Goal for this iteration (new for this iteration)
The goal for this iteration is to define an initial set of benchmarks for Obnam, and to run them, and to publish the results on doc.obnam.org. All of this should be made as automatic as possible.
Commitments for this iteration
We collect issues for this iteration in milestone 12. Lars intends to work on:
- [obnam-benchmark issue
16](https://gitlab.com/obnam/obnam-benchmark/-/issues/16)
Is not on crates.io- this should be quick, but involves making a release, and that tends to always go wrong the first few times, or when it's not been done for a while
- 1h
- obnam#157 "cargo deny" policy is not strict
- make policy stricter to deny yanked versions, and security vulnerabilities
- make sure the test suite still passes, and fix any issues
- 1h (optimistic, assuming nothing goes wrong)

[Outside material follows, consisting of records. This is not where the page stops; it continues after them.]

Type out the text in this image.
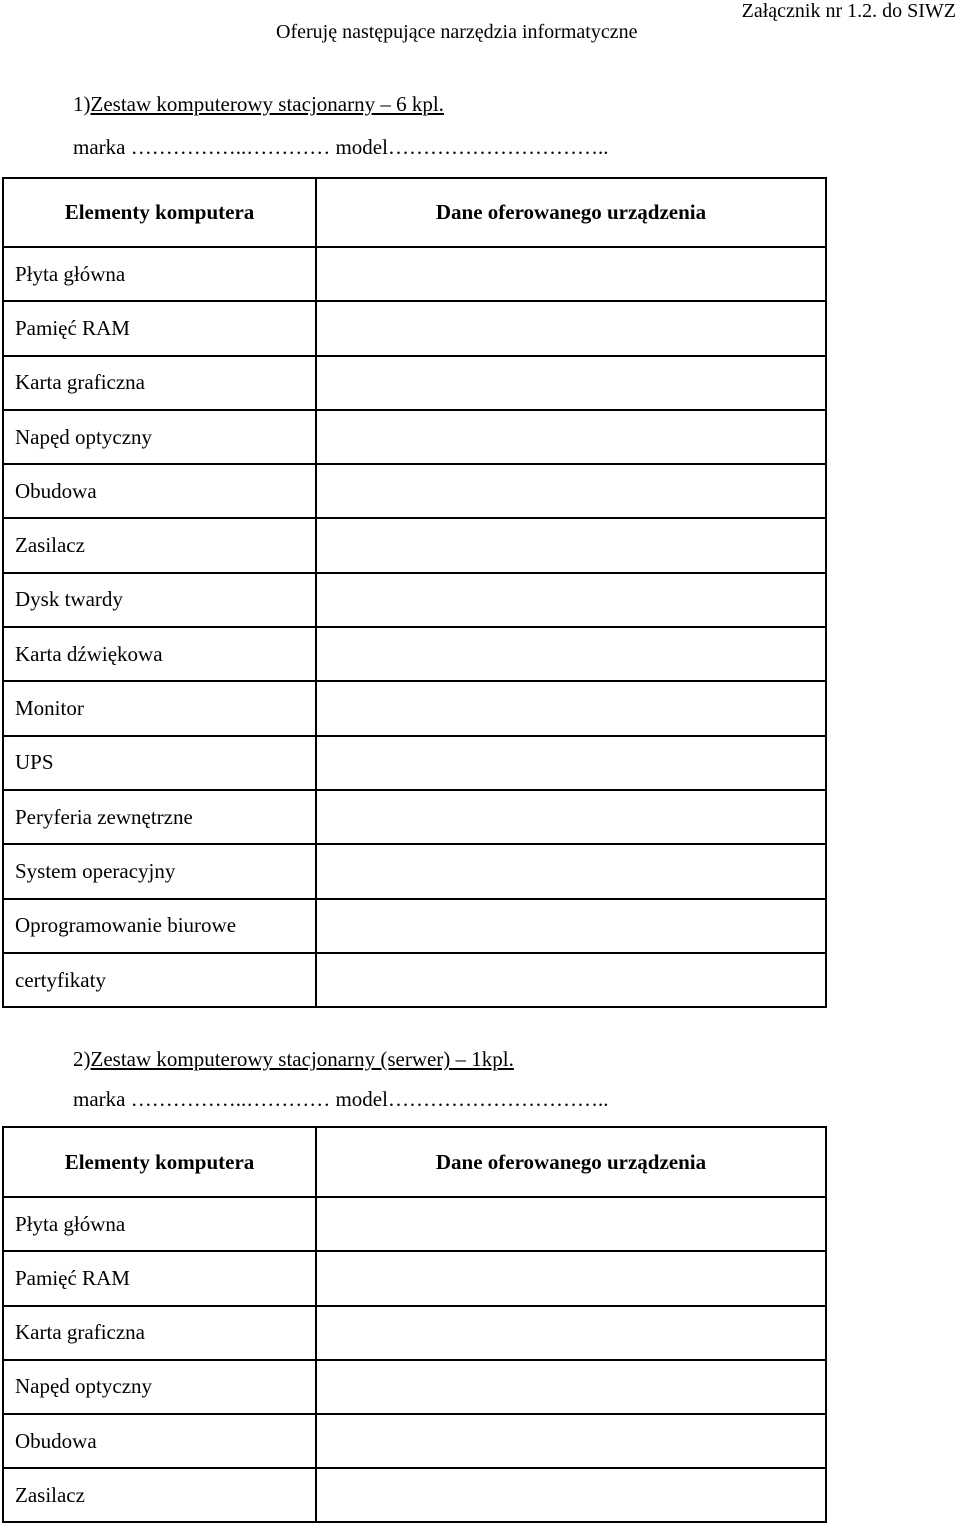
Załącznik nr 1.2. do SIWZ
Oferuję następujące narzędzia informatyczne
1)Zestaw komputerowy stacjonarny – 6 kpl.
marka ……………..………… model…………………………..
Elementy komputera	Dane oferowanego urządzenia
Płyta główna	
Pamięć RAM	
Karta graficzna	
Napęd optyczny	
Obudowa	
Zasilacz	
Dysk twardy	
Karta dźwiękowa	
Monitor	
UPS	
Peryferia zewnętrzne	
System operacyjny	
Oprogramowanie biurowe	
certyfikaty	
2)Zestaw komputerowy stacjonarny (serwer) – 1kpl.
marka ……………..………… model…………………………..
Elementy komputera	Dane oferowanego urządzenia
Płyta główna	
Pamięć RAM	
Karta graficzna	
Napęd optyczny	
Obudowa	
Zasilacz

- obnam#166 Lacks comprehensive benchmark suite
- carried over from the previous iteration: need to define and run the benchmarks, and publish results, and automate as much of that as possible
- 4h
- obnam#170 Should record MSRV in Cargo.toml
rust-version
- 0.25h
- obnam#173 Should have as a requirement that it doesn't cache
very much locally
- 0.25h
- obnam#174 Doesn't log performance metrics
- add at least some collection of and performance metrics, even if not all the ones in the issue are added yet
- 1h
- obnam#176 Doesn't report version with much detail
- 1h
- obnam#177 What does BackupReason::Skipped actually mean?
- research, then document in the code
- 1h
- obnam#178 Is src/benchmark.rs useful to export?
- delete it if it's not used, or comment on issue if it is?
- 0.25h
- obnam#179
Chunker
is a silly name for an iterator.- rename
- 0.25h
- obnam#180 Chunk metadata should be in AAD, not in headers?
- add copy of metadata to AAD, but keep the headers for now
- not performance related, but seems worth doing earlier rather than later
- 1h
- obnam#181 The name AsyncBackupClient implies a non-async
version
- rename
- 0.25h
- obnam#182 Does it make sense to keep AsyncBackupClient and
AsyncChunkClient separate?
- make change, and merge if it seems worthwhile
- if not, comment on issue and close it, and also in code
- 0.25h
- obnam#184 README has unnecessary YAML metadata
- drop it
- 0.25h
That's about 14 hours of estimated work. Hopefully not too much. These are not all performance related, but it's important to also tidy up as development goes forward.
Meeting participants
- Lars Wirzenius